A menina dava mostras de uma grande impaciência. Sentada ao meu lado, não parava de mexer e de perguntar à mãe porque é que o concerto não começava. Passados alguns minutos, veio aquela voz que ninguém ouve, pedindo para desligarem telemóveis e proibindo a recolha de imagens e de seguida Rui Massena entrou na sala sob uma chuva de palmas. Fez uma vénia, rodopiou as mãos uma em volta da outra como se fosse um treinador de basquetebol a pedir uma substituição e sentou-se ao piano. Então a menina endireitou-se na cadeira, arregalou olhos e ouvidos e escutou o silêncio. Os primeiros acordes devem tê-la maravilhado. “Um Lugar”, o tema de abertura do concerto, é tão harmoniosamente belo que a menina não conteve um suspiro prolongado. Mas foi quando Massena tocou “The Tree” e, logo de seguida, “Resistir”, que a vi inclinar-se ligeiramente para a frente e, sentindo-se preenchida, elevar os bracitos e começar a seguir a música com os seus gestos doces e delicados.
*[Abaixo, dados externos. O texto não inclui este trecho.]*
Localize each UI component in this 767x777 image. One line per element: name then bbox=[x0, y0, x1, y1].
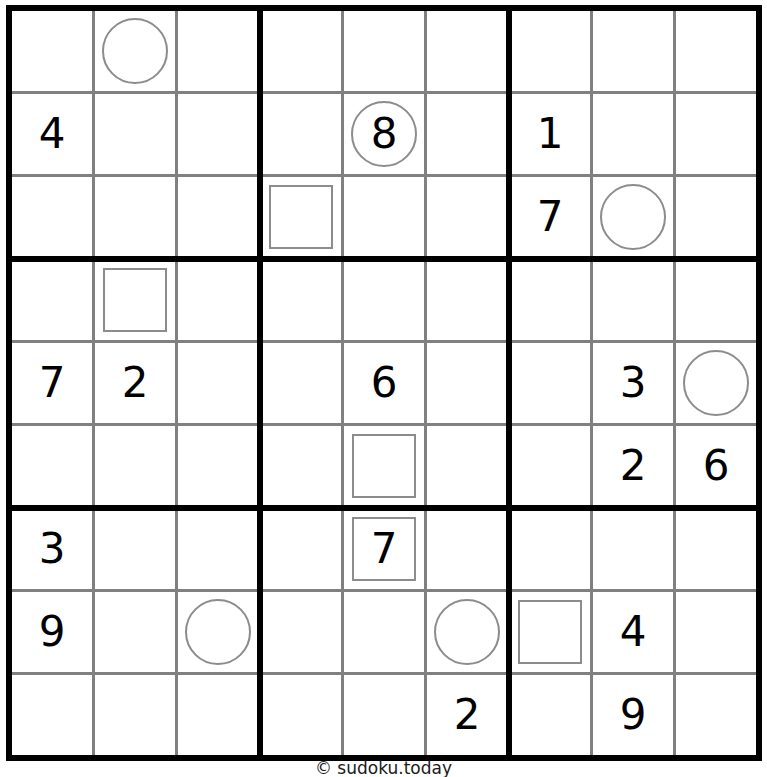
sudoku-board[interactable]: 4817726326379429 bbox=[6, 5, 762, 761]
given-digit: 2 bbox=[620, 445, 647, 487]
cell-r6c2[interactable] bbox=[95, 426, 175, 506]
cell-r5c8[interactable]: 3 bbox=[593, 343, 673, 423]
cell-r7c7[interactable] bbox=[510, 509, 590, 589]
cell-r7c5[interactable]: 7 bbox=[344, 509, 424, 589]
cell-r2c2[interactable] bbox=[95, 94, 175, 174]
cell-r1c4[interactable] bbox=[261, 11, 341, 91]
cell-r1c2[interactable] bbox=[95, 11, 175, 91]
cell-r1c8[interactable] bbox=[593, 11, 673, 91]
circle-marker bbox=[434, 599, 500, 665]
given-digit: 7 bbox=[371, 528, 398, 570]
cell-r2c9[interactable] bbox=[676, 94, 756, 174]
cell-r9c2[interactable] bbox=[95, 675, 175, 755]
cell-r1c1[interactable] bbox=[12, 11, 92, 91]
circle-marker bbox=[102, 18, 168, 84]
cell-r3c1[interactable] bbox=[12, 177, 92, 257]
given-digit: 3 bbox=[620, 362, 647, 404]
cell-r8c6[interactable] bbox=[427, 592, 507, 672]
sudoku-page: 4817726326379429 © sudoku.today bbox=[0, 0, 767, 777]
given-digit: 1 bbox=[537, 113, 564, 155]
cell-r9c1[interactable] bbox=[12, 675, 92, 755]
cell-r7c3[interactable] bbox=[178, 509, 258, 589]
cell-r2c6[interactable] bbox=[427, 94, 507, 174]
given-digit: 3 bbox=[39, 528, 66, 570]
cell-r7c4[interactable] bbox=[261, 509, 341, 589]
cell-r9c9[interactable] bbox=[676, 675, 756, 755]
cell-r3c3[interactable] bbox=[178, 177, 258, 257]
cell-r6c8[interactable]: 2 bbox=[593, 426, 673, 506]
cell-r2c8[interactable] bbox=[593, 94, 673, 174]
given-digit: 9 bbox=[620, 694, 647, 736]
cell-r3c8[interactable] bbox=[593, 177, 673, 257]
cell-r5c9[interactable] bbox=[676, 343, 756, 423]
cell-r4c8[interactable] bbox=[593, 260, 673, 340]
square-marker bbox=[518, 600, 582, 664]
cell-r2c7[interactable]: 1 bbox=[510, 94, 590, 174]
cell-r5c1[interactable]: 7 bbox=[12, 343, 92, 423]
cell-r9c6[interactable]: 2 bbox=[427, 675, 507, 755]
cell-r2c3[interactable] bbox=[178, 94, 258, 174]
given-digit: 4 bbox=[39, 113, 66, 155]
cell-r9c3[interactable] bbox=[178, 675, 258, 755]
cell-r6c3[interactable] bbox=[178, 426, 258, 506]
circle-marker bbox=[600, 184, 666, 250]
given-digit: 6 bbox=[703, 445, 730, 487]
cell-r5c5[interactable]: 6 bbox=[344, 343, 424, 423]
cell-r6c1[interactable] bbox=[12, 426, 92, 506]
circle-marker bbox=[683, 350, 749, 416]
cell-r1c6[interactable] bbox=[427, 11, 507, 91]
given-digit: 2 bbox=[122, 362, 149, 404]
cell-r3c7[interactable]: 7 bbox=[510, 177, 590, 257]
cell-r3c6[interactable] bbox=[427, 177, 507, 257]
cell-r8c8[interactable]: 4 bbox=[593, 592, 673, 672]
cell-r1c5[interactable] bbox=[344, 11, 424, 91]
given-digit: 7 bbox=[39, 362, 66, 404]
cell-r9c8[interactable]: 9 bbox=[593, 675, 673, 755]
cell-r9c4[interactable] bbox=[261, 675, 341, 755]
cell-r2c1[interactable]: 4 bbox=[12, 94, 92, 174]
cell-r4c4[interactable] bbox=[261, 260, 341, 340]
cell-r5c7[interactable] bbox=[510, 343, 590, 423]
cell-r8c9[interactable] bbox=[676, 592, 756, 672]
cell-r5c3[interactable] bbox=[178, 343, 258, 423]
cell-r6c7[interactable] bbox=[510, 426, 590, 506]
cell-r6c4[interactable] bbox=[261, 426, 341, 506]
cell-r4c3[interactable] bbox=[178, 260, 258, 340]
cell-r3c2[interactable] bbox=[95, 177, 175, 257]
cell-r7c1[interactable]: 3 bbox=[12, 509, 92, 589]
square-marker bbox=[269, 185, 333, 249]
square-marker bbox=[103, 268, 167, 332]
cell-r1c9[interactable] bbox=[676, 11, 756, 91]
cell-r8c3[interactable] bbox=[178, 592, 258, 672]
cell-r7c9[interactable] bbox=[676, 509, 756, 589]
cell-r4c9[interactable] bbox=[676, 260, 756, 340]
given-digit: 8 bbox=[371, 113, 398, 155]
cell-r8c5[interactable] bbox=[344, 592, 424, 672]
square-marker bbox=[352, 434, 416, 498]
given-digit: 9 bbox=[39, 611, 66, 653]
cell-r4c2[interactable] bbox=[95, 260, 175, 340]
given-digit: 6 bbox=[371, 362, 398, 404]
cell-r7c8[interactable] bbox=[593, 509, 673, 589]
cell-r4c7[interactable] bbox=[510, 260, 590, 340]
circle-marker bbox=[185, 599, 251, 665]
cell-r3c5[interactable] bbox=[344, 177, 424, 257]
cell-r3c4[interactable] bbox=[261, 177, 341, 257]
cell-r4c6[interactable] bbox=[427, 260, 507, 340]
cell-r6c6[interactable] bbox=[427, 426, 507, 506]
cell-r8c7[interactable] bbox=[510, 592, 590, 672]
cell-r3c9[interactable] bbox=[676, 177, 756, 257]
given-digit: 7 bbox=[537, 196, 564, 238]
cell-r2c5[interactable]: 8 bbox=[344, 94, 424, 174]
cell-r5c2[interactable]: 2 bbox=[95, 343, 175, 423]
cell-r5c4[interactable] bbox=[261, 343, 341, 423]
cell-r1c7[interactable] bbox=[510, 11, 590, 91]
cell-r8c1[interactable]: 9 bbox=[12, 592, 92, 672]
cell-r8c4[interactable] bbox=[261, 592, 341, 672]
cell-r7c2[interactable] bbox=[95, 509, 175, 589]
cell-r2c4[interactable] bbox=[261, 94, 341, 174]
cell-r1c3[interactable] bbox=[178, 11, 258, 91]
given-digit: 4 bbox=[620, 611, 647, 653]
cell-r8c2[interactable] bbox=[95, 592, 175, 672]
given-digit: 2 bbox=[454, 694, 481, 736]
cell-r6c5[interactable] bbox=[344, 426, 424, 506]
copyright-label: © sudoku.today bbox=[0, 758, 767, 777]
cell-r9c5[interactable] bbox=[344, 675, 424, 755]
cell-r7c6[interactable] bbox=[427, 509, 507, 589]
cell-r6c9[interactable]: 6 bbox=[676, 426, 756, 506]
cell-r9c7[interactable] bbox=[510, 675, 590, 755]
cell-r4c1[interactable] bbox=[12, 260, 92, 340]
cell-r5c6[interactable] bbox=[427, 343, 507, 423]
cell-r4c5[interactable] bbox=[344, 260, 424, 340]
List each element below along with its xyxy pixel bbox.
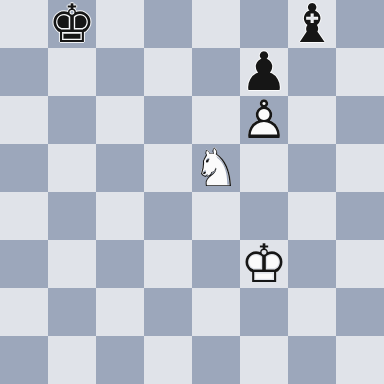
square-e7[interactable] bbox=[192, 48, 240, 96]
square-a6[interactable] bbox=[0, 96, 48, 144]
square-e2[interactable] bbox=[192, 288, 240, 336]
square-b5[interactable] bbox=[48, 144, 96, 192]
white-pawn-glyph-outline: ♙ bbox=[240, 95, 288, 143]
square-h2[interactable] bbox=[336, 288, 384, 336]
black-bishop-glyph-fill: ♝ bbox=[288, 0, 336, 47]
black-pawn[interactable]: ♟ bbox=[240, 48, 288, 96]
black-king-glyph-fill: ♚ bbox=[48, 0, 96, 47]
square-a8[interactable] bbox=[0, 0, 48, 48]
square-b1[interactable] bbox=[48, 336, 96, 384]
square-c4[interactable] bbox=[96, 192, 144, 240]
square-e6[interactable] bbox=[192, 96, 240, 144]
white-knight-glyph-fill: ♞ bbox=[192, 143, 240, 191]
black-king[interactable]: ♚ bbox=[48, 0, 96, 48]
square-b3[interactable] bbox=[48, 240, 96, 288]
square-e3[interactable] bbox=[192, 240, 240, 288]
square-e4[interactable] bbox=[192, 192, 240, 240]
square-f3[interactable]: ♚♔ bbox=[240, 240, 288, 288]
square-d5[interactable] bbox=[144, 144, 192, 192]
white-king[interactable]: ♚♔ bbox=[240, 240, 288, 288]
square-e5[interactable]: ♞♘ bbox=[192, 144, 240, 192]
white-pawn[interactable]: ♟♙ bbox=[240, 96, 288, 144]
square-a1[interactable] bbox=[0, 336, 48, 384]
white-knight-glyph-outline: ♘ bbox=[192, 143, 240, 191]
square-g2[interactable] bbox=[288, 288, 336, 336]
square-d8[interactable] bbox=[144, 0, 192, 48]
square-f4[interactable] bbox=[240, 192, 288, 240]
square-b2[interactable] bbox=[48, 288, 96, 336]
square-e8[interactable] bbox=[192, 0, 240, 48]
square-h4[interactable] bbox=[336, 192, 384, 240]
white-king-glyph-fill: ♚ bbox=[240, 239, 288, 287]
square-e1[interactable] bbox=[192, 336, 240, 384]
square-c7[interactable] bbox=[96, 48, 144, 96]
square-d4[interactable] bbox=[144, 192, 192, 240]
square-g7[interactable] bbox=[288, 48, 336, 96]
square-c8[interactable] bbox=[96, 0, 144, 48]
square-c5[interactable] bbox=[96, 144, 144, 192]
square-g3[interactable] bbox=[288, 240, 336, 288]
square-g5[interactable] bbox=[288, 144, 336, 192]
square-f1[interactable] bbox=[240, 336, 288, 384]
chessboard-screenshot: ♚♝♟♟♙♞♘♚♔ bbox=[0, 0, 384, 384]
square-f5[interactable] bbox=[240, 144, 288, 192]
square-b7[interactable] bbox=[48, 48, 96, 96]
square-h3[interactable] bbox=[336, 240, 384, 288]
black-pawn-glyph-fill: ♟ bbox=[240, 47, 288, 95]
square-f6[interactable]: ♟♙ bbox=[240, 96, 288, 144]
square-b6[interactable] bbox=[48, 96, 96, 144]
square-h7[interactable] bbox=[336, 48, 384, 96]
square-a4[interactable] bbox=[0, 192, 48, 240]
white-king-glyph-outline: ♔ bbox=[240, 239, 288, 287]
square-g6[interactable] bbox=[288, 96, 336, 144]
square-g1[interactable] bbox=[288, 336, 336, 384]
square-a2[interactable] bbox=[0, 288, 48, 336]
square-h5[interactable] bbox=[336, 144, 384, 192]
square-h6[interactable] bbox=[336, 96, 384, 144]
square-d6[interactable] bbox=[144, 96, 192, 144]
white-knight[interactable]: ♞♘ bbox=[192, 144, 240, 192]
square-h8[interactable] bbox=[336, 0, 384, 48]
square-c6[interactable] bbox=[96, 96, 144, 144]
square-g8[interactable]: ♝ bbox=[288, 0, 336, 48]
square-h1[interactable] bbox=[336, 336, 384, 384]
square-b8[interactable]: ♚ bbox=[48, 0, 96, 48]
square-d1[interactable] bbox=[144, 336, 192, 384]
black-bishop[interactable]: ♝ bbox=[288, 0, 336, 48]
square-a3[interactable] bbox=[0, 240, 48, 288]
square-d3[interactable] bbox=[144, 240, 192, 288]
square-a5[interactable] bbox=[0, 144, 48, 192]
square-f7[interactable]: ♟ bbox=[240, 48, 288, 96]
square-c1[interactable] bbox=[96, 336, 144, 384]
square-c3[interactable] bbox=[96, 240, 144, 288]
square-c2[interactable] bbox=[96, 288, 144, 336]
white-pawn-glyph-fill: ♟ bbox=[240, 95, 288, 143]
square-d7[interactable] bbox=[144, 48, 192, 96]
chess-board: ♚♝♟♟♙♞♘♚♔ bbox=[0, 0, 384, 384]
square-g4[interactable] bbox=[288, 192, 336, 240]
square-b4[interactable] bbox=[48, 192, 96, 240]
square-f2[interactable] bbox=[240, 288, 288, 336]
square-a7[interactable] bbox=[0, 48, 48, 96]
square-d2[interactable] bbox=[144, 288, 192, 336]
square-f8[interactable] bbox=[240, 0, 288, 48]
De regresso a Ovar, depois de aqui ter estado no Verão de 2019 aquando da apresentação de “Carnaval Sujo”, curta-metragem de José Miguel Moreira de cuja banda sonora é o criador, Rui Massena ofereceu um concerto verdadeiramente inesquecível, marcado pela beleza da sua música e pelo envolvimento com o público que é uma das suas imagens de marca. Com uma formação que incluiu Ana Alves na viola e Rui Moreira no violino, o pianista, compositor e maestro seleccionou temas dos seus três trabalhos iniciais, convidando os presentes a embarcarem numa viagem feita de paz e harmonia, tão necessárias nos dias que correm. Aos três temas iniciais, todos eles extraídos do álbum "III", seguiram-se “Lazy” e “Mateus”, também do mesmo álbum, para de seguida recuarmos a 2015 e ao inaugural “Solo”, com “Para Ti” e “Família”, dois temas de enorme intimidade. Com o público completamente rendido, eis chegado o momento de apurar as vozes e entoar uma breve melodia sobre a qual Rui Massena dispôs os acordes de dois temas ainda em gestação.
Prosseguindo na senda de “Solo”, Rui Massena ofereceu-nos essa melodia luminosa que dá pelo nome de “Luzes”. Só então saltou para o seu segundo álbum, “Ensemble”, dando a ouvir “Borboleta” num registo deliciosamente clássico. Seguiram-se “Amanhecer” e “Estrada”, este último inspirado no poema “Para Além da Curva da Estrada”, de Alberto Caeiro (heterónimo de Fernando Pessoa) e que é, todo ele, uma lição de vida – “ (…) Importemo-nos apenas com o lugar onde estamos. Há beleza bastante em estar aqui e não noutra parte qualquer”. O alinhamento chegou ao fim e os músicos despediram-se do público, mas o público queria mais. Estendendo a ovação por um largo período de tempo, a sala (esgotada, diga-se) viu reconhecido tão sentido tributo com a interpretação do tema “aBem”, do álbum “Ensemble”. À saída, eram muitos aqueles que continuavam a trautear a música, prolongando momentos de tanta felicidade. Também eu a trauteei e continuei a trautear enquanto seguia no carro em direcção a casa. A caminhar pelo passeio ao lado da mãe, reconheci a menina que se sentou ao meu lado no concerto. Pela sua expressão, estou certo que também ela trauteava a música. A acompanhá-la, os bracitos eram como duas penas ao vento, ensaiando uma carícia.